"Clown Nose" heissen die Aufbewahrungsbehälter: Statt einem Verschluss haben sie einen Korken, der an die Form einer Clownnase erinnert.

Vom Aufwand, Schlichtes zu schaffen

Von Raphael Rossel • 14.10.2016

Die von Tomas Kral gestalteten Produkte sind alltagstauglich – doch alles andere als alltäglich.

Am Rande der Design Days 2016 in Renens haben wir den in der Slovakei geborenen Designer Tomas Kral in seinem Lausanner Atelier besucht. Und uns mit ihm darüber unterhalten, wie er es schafft, aus scheinbaren Alltagsgegenständen Objekte zu kreieren, die einem berühren.

Laute Töne sind ihm fremd. Fast schüchtern aber umso herzlicher und empfängt Tomas Kral den Gast in seinem Atelier. Der gebürtige Slovake arbeitet am Stadtrand von Lausanne in einer umgenutzten Autowerkstatt. Dort, wo früher die Spritzkammer stand, hat er sein Büro eingerichtet. Gleich nebenan ist eine Schreinerwerkstatt, auf drei Seiten Fenster, es ist Feierabend. In diese Stille schmettert die Abendsonne ihre letzen Strahlen. Hoch über der Stadt, fern der Alltagshektik und mit Blick auf die Savoyer Alpen liegt sein Atelier. Nach einem aufregenden Nachmittag an den Design Days in Renens findet man sich plötzlich einem Orte wieder, der deshalb inspiriert, weil die Ruhe und Abgeschiedenheit einen hell erleuchteten Gedankenraum schafft.

Er suche das Einfache und Reine, reflektiert er. «Mich interessiert die Vereinfachung, die formale Abstraktion und dazu braucht es einen gewissen Abstand». Selbstständig zu sein und für kleine Labels arbeiten zu dürfen, habe es ihm früh ermöglich, eine unverkennbare und gradlinige Formensprache zu entwickeln. Diese Individualität und Autonomie ist nicht nur seinem Werk eigen, sie drückt sich eben auch im Standort seines Ateliers aus. Als Dozent an der Lausanner ECAL ist er tageweise mitten im Geschehen. Sein Atelier aber scheint ein Rückzugsort zu sein, um in der Abgeschiedenheit den Blick auf das Wesentliche zu lenken.

Es mutet nicht paradox sondern deshalb nur konsequent an: Die von ihm entworfenen Produkte und Alltagsgegenstände wirken weder distanziert noch kühl, im Gegenteil; sie wollen berührt werden. Weiche Kanten, ruhige Formen, organisch gewachsene Volumen.

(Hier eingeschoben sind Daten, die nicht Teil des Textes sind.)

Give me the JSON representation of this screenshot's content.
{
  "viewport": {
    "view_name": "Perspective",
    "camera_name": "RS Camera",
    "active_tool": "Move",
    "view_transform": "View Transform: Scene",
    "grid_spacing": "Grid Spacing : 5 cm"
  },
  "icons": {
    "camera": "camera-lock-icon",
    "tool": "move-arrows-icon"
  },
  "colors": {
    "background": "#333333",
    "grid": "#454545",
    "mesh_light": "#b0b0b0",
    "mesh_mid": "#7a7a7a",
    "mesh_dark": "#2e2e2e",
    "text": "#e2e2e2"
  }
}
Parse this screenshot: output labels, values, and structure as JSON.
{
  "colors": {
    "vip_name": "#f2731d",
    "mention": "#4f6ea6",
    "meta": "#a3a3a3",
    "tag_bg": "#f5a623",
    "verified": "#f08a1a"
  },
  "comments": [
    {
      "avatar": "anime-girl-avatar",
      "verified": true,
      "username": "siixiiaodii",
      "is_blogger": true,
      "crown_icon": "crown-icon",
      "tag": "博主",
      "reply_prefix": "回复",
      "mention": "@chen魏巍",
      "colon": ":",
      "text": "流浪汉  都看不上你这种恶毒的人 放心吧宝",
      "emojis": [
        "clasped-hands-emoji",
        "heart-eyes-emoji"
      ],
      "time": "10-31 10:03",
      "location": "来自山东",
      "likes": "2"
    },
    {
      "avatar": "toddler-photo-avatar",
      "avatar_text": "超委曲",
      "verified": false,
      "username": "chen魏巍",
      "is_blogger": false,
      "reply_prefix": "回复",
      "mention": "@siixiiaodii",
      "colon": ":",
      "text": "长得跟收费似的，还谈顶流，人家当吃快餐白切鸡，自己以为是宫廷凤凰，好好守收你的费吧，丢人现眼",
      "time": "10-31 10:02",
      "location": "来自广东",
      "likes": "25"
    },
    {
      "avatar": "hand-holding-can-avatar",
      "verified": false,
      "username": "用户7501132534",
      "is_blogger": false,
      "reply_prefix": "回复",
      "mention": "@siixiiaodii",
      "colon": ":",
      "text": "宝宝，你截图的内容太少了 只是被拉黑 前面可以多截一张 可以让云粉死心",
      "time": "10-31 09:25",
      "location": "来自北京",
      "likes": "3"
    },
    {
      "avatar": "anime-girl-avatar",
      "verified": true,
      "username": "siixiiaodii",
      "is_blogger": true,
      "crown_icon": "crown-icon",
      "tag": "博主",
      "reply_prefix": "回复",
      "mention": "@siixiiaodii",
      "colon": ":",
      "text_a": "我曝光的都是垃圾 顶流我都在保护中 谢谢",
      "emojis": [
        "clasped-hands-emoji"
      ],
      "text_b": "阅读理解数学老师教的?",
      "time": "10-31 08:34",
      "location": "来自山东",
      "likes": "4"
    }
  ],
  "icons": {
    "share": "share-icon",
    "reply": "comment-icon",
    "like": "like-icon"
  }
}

Er schafft es, scheinbar Banalem gestalterisch eine Aura zu geben, die aus einem simplen Produkt ein Objekt macht, das vertraut und lieblich wirkt. Die Lampe «Terracotta» beispielsweise, die er für den spanischen Möbelproduzenten PCM aus Ton entworfen hatte, steht für diesen Effekt. Die sanfte Linienführung, aus dem weichen Ursprungsmaterial Lehm herausgearbeitet, drückt aus, was er mit ihr bezweckt: Das Objekt soll einem verführen, es zu berühren.

Man würde sein Oevre verkennen, reduzierte man es auf’s Schlichte, Klare und Nüchterne. Seine Objekte sind nicht nur funktional – sie sind genauso verspielt. «Zu berühren heisst immer auch, mit etwas spielerisch umzugehen» umschreibt er eines seiner Gestaltungsprinzipien. Bereits als Kind habe er sich für die verschiedensten Dinge interessiert, weil er wissen wollte, wie sie funktionieren. Ein früher Drang, der seine Beobachtungsgabe schärfte, mit der er heute spielt, um auf humorvolle und überraschende Art die eigenen Entwürfe zu kommentieren. Und genau dieses Talent erklärt wohl auch, warum er es immer wieder schafft, eigentlich ganz trivialen Alltagsgegenständen einen überraschenden, erfrischenden und humorvollen Ausdruck zu verleihen.

Die braune Leuchte "Terracotta" gibt es auch mit mehreren Lampenschirmen.